A Meta — dona de Facebook, Instagram e WhatsApp — acaba de sacramentar o que talvez seja o maior cheque único da história da tecnologia para inteligência artificial. A companhia de Mark Zuckerberg projeta investir entre US$ 115 bilhões e US$ 135 bilhões apenas em 2026, quase o dobro do que pretende desembolsar em 2025. É dinheiro suficiente para comprar, três vezes, toda a AMD ou financiar mais de 40 missões Artemis à Lua.

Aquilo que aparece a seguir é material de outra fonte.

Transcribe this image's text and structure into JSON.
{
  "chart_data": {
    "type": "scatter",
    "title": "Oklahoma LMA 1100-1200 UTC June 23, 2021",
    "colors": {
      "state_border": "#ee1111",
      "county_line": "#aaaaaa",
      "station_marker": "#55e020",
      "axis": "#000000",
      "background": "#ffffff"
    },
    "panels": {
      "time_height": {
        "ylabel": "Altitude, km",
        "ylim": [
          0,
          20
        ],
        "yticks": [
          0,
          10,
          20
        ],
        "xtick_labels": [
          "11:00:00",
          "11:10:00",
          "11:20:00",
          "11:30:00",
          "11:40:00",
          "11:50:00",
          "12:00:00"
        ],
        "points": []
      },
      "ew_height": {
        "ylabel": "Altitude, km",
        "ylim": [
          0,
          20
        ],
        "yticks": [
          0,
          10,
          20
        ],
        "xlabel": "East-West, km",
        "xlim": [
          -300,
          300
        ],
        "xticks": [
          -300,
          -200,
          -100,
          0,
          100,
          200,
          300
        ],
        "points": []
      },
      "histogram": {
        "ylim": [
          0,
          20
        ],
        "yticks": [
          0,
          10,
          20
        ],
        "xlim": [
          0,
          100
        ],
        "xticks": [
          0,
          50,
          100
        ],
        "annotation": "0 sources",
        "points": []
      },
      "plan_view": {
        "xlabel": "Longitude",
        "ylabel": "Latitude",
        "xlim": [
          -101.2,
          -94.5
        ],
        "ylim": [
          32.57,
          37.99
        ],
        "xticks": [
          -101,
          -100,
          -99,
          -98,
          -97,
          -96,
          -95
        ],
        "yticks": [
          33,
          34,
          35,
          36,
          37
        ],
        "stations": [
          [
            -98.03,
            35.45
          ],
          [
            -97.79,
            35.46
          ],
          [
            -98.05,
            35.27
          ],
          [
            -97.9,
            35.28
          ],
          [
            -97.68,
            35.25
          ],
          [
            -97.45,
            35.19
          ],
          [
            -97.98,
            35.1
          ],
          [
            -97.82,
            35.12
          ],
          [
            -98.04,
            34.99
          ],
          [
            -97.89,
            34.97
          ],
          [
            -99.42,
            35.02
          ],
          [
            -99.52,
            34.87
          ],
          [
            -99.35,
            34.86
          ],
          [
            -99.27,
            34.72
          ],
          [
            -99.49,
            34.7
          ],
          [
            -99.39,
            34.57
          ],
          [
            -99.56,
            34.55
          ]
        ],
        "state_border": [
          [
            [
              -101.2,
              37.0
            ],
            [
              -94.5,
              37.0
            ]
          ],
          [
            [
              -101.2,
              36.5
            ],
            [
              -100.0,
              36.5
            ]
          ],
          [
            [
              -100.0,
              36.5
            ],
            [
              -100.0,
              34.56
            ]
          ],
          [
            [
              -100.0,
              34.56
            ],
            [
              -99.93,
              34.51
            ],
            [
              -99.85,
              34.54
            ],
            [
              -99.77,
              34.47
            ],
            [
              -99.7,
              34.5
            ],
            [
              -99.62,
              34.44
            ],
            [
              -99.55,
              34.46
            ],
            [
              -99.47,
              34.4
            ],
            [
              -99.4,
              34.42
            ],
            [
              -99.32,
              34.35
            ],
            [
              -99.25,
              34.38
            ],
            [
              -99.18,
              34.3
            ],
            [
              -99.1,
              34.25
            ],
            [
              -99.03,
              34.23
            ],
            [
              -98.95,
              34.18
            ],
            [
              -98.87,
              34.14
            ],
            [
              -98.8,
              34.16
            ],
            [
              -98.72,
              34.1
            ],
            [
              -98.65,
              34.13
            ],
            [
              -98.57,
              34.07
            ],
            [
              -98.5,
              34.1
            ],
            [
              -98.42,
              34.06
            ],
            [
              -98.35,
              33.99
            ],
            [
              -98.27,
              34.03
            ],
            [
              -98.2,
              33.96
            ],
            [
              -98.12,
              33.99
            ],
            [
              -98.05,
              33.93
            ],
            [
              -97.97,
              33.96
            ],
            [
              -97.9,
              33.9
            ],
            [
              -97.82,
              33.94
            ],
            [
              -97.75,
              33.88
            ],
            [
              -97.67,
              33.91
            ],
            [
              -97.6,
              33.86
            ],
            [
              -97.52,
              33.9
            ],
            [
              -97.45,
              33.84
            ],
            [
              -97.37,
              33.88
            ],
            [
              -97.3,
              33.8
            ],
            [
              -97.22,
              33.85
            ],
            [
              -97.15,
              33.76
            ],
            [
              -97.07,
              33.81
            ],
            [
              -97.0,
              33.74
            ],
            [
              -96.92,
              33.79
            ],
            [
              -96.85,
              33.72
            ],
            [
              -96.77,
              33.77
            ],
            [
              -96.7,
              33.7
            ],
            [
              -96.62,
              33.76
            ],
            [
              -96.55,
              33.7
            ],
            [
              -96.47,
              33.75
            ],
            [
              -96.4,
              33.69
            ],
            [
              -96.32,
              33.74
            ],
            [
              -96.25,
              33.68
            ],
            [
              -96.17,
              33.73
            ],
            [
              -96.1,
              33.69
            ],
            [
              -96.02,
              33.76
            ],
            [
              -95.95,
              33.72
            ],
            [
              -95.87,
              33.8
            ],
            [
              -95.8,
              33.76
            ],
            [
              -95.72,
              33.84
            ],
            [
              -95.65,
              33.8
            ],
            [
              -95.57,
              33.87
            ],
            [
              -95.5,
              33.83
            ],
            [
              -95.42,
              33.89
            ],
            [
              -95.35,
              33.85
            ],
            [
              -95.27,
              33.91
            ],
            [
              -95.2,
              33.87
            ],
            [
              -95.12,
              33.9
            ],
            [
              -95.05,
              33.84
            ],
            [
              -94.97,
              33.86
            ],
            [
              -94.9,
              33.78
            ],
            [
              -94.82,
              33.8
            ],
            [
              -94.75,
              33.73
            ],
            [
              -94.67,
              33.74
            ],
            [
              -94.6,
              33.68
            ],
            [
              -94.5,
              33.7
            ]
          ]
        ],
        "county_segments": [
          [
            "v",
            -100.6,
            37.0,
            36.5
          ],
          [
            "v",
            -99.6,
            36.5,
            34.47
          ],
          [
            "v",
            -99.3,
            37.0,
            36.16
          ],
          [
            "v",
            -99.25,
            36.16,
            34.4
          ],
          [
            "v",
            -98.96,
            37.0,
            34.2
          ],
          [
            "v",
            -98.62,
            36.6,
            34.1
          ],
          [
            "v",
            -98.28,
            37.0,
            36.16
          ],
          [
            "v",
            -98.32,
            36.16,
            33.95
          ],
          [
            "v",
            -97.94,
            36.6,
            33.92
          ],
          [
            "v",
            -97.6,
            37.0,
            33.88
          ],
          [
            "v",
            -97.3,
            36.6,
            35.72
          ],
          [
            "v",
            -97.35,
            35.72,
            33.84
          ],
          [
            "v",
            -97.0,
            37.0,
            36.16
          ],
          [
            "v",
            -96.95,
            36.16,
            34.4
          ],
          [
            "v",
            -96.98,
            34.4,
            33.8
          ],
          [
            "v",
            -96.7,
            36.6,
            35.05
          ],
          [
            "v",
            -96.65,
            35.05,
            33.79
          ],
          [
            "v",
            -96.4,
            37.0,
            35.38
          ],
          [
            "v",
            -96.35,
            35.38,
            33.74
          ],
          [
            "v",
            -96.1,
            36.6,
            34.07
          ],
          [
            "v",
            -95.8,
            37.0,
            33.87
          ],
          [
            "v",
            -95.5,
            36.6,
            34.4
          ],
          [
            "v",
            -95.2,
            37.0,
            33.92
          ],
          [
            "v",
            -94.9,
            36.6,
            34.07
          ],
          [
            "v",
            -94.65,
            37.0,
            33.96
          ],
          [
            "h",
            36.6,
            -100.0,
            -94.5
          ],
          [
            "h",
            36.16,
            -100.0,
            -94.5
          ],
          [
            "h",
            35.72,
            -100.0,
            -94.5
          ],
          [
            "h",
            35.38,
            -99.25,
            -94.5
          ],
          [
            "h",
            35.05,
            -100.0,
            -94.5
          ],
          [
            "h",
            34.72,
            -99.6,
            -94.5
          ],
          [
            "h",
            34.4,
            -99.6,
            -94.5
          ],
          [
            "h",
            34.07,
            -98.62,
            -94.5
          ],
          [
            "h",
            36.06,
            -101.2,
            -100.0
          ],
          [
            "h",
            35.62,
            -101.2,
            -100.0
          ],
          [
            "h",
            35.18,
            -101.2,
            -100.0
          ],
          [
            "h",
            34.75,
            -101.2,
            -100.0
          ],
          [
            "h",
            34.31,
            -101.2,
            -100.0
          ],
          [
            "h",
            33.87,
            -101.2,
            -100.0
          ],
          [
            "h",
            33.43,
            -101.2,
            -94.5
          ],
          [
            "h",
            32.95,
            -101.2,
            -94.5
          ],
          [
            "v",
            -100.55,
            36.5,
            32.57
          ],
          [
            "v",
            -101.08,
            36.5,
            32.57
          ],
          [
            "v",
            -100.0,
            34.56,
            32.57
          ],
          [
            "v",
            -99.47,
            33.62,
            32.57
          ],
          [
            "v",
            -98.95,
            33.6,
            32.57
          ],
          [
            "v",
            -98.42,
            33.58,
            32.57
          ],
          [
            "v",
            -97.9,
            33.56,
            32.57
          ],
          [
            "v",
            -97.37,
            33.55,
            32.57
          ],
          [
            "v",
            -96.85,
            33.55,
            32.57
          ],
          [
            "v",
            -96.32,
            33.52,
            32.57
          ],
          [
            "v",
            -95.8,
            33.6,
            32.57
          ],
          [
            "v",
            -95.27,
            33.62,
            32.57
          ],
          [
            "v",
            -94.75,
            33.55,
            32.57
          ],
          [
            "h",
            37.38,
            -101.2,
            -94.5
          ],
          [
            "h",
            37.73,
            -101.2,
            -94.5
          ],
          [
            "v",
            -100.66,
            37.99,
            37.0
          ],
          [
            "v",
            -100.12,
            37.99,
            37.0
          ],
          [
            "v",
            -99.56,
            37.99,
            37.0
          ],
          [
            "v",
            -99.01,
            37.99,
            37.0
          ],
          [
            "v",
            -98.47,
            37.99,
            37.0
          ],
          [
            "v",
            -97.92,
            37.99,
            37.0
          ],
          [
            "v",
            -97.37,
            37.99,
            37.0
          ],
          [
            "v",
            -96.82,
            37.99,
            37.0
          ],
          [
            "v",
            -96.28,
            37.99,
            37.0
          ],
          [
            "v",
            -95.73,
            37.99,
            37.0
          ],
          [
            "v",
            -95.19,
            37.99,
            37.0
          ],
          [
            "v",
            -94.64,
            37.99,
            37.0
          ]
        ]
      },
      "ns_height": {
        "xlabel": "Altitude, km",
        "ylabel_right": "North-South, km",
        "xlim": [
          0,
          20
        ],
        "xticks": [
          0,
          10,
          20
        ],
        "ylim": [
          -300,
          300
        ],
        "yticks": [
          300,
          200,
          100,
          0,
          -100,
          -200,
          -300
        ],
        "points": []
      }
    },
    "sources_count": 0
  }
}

Escalada de gastos em números
Para entender a magnitude:
- 2023: US$ 28 bi
- 2024: US$ 39 bi
- 2025: US$ 72 bi
- 2026: até US$ 135 bi
Se confirmado, o valor colocará a Meta acima de gigantes como Google e até mesmo próximo do orçamento anual de P&D da China em semicondutores.
Para onde vai todo esse dinheiro?
A maior fatia desembarca em data centers de altíssima densidade, batizados internamente de Meta Superintelligence Labs. A locação vem acompanhada de um tsunami de hardware: placas Nvidia H100, Blackwell B200 e as recém-anunciadas AMD Instinct MI300X, interligadas por redes InfiniBand e switches óticos de 800 Gb/s. A estimativa de analistas de Wall Street é de que apenas em GPUs a conta passe dos US$ 40 bilhões.
Morte do Metaverso? Não exatamente
Na prática, o metaverso não morreu; ele apenas virou coadjuvante. O novo mantra é “superinteligência”. Ao reestruturar todo o time de IA, Zuckerberg pretende que modelos de linguagem (LLMs) próprios impulsionem desde anúncios mais precisos — que já respondem pelo recorde de US$ 59 bi em receita no último trimestre — até a moderação automática de conteúdo.
Avocado e Mango: os projetos secretos
Com o desenvolvimento do Llama 4 atrasado, a Meta colocou duas novas cartas na mesa:
- Avocado: um LLM de “50 trilhões de parâmetros alvo” (para efeito de comparação, o GPT-4 é estimado em 1 a 2 tri).
- Mango: gerador de imagens focado em fotorealismo e vídeo curto, para brigar com MidJourney e Sora.
Ambos estão isolados em um laboratório construído ao lado do escritório do CEO, em Menlo Park, o que mostra o nível de prioridade — e de cautela — da empresa.
Reação de Wall Street: aplausos e cheques em branco
Ao contrário do trimestre anterior, quando qualquer menção a “metaverso” derrubava as ações, o mercado respondeu com alta de 10% após o call de resultados. Justificativa: o ROI das ferramentas de IA para publicidade já está cobrindo o aumento de custos. Traduzindo: se o algoritmo entrega cliques, os anunciantes pagam a conta.
Comparação rápida com a concorrência
- Google: cerca de US$ 65 bi/ano em CAPEX, metade do que a Meta projeta para 2026.
- Microsoft & OpenAI: injeção conjunta de US$ 50 bi entre 2024-2025, focada no Azure e no GPT-5.
- Amazon AWS: ~US$ 55 bi/ano, mas pulverizados em nuvem, logística e varejo.
A Meta assume, portanto, o posto de maior compradora de silício de IA do planeta — posição que pode pressionar ainda mais o mercado de GPUs e memórias HBM, refletindo nos preços de placas de vídeo gamers que encontramos no varejo.
Imagem: William R
Impacto para quem monta PC ou trabalha com criação
1. Oferta de GPUs: quanto mais H100 e B200 a Meta encomendar, menor a disponibilidade para consumidores finais, o que tende a manter os preços das RTX 4000 e Radeon 7000 “sem promoção” por mais tempo.
2. Novas ferramentas na ponta: modelos como Avocado podem chegar em versões “Lite” embarcadas em notebooks e placas de vídeo futuras, acelerando fluxos de trabalho de edição, programação e pesquisa.
3. Boas oportunidades de upgrade: antigas RTX 3000 e RX 6000 podem se tornar excelentes custo-benefício (e frequentemente entram em oferta na Amazon) à medida que o segmento entusiasta foca em IA profissional.
O que esperar até 2026?
Nos próximos 24 meses, é razoável apostar em:
- Lançamento público do Avocado, possivelmente integrado ao WhatsApp e Instagram.
- Novo headset Quest turbinado por AI on-device, dispensando nuvem para algumas tarefas.
- Aquisições de startups de chips customizados para reduzir dependência da Nvidia.
Se Zuckerberg transformará bilhões em uma verdadeira superinteligência, ainda não sabemos. Mas o efeito colateral já é claro: o avanço das IAs corporativas está ditando o ritmo de inovação — e de preço — em todo o ecossistema de hardware que chega às nossas casas.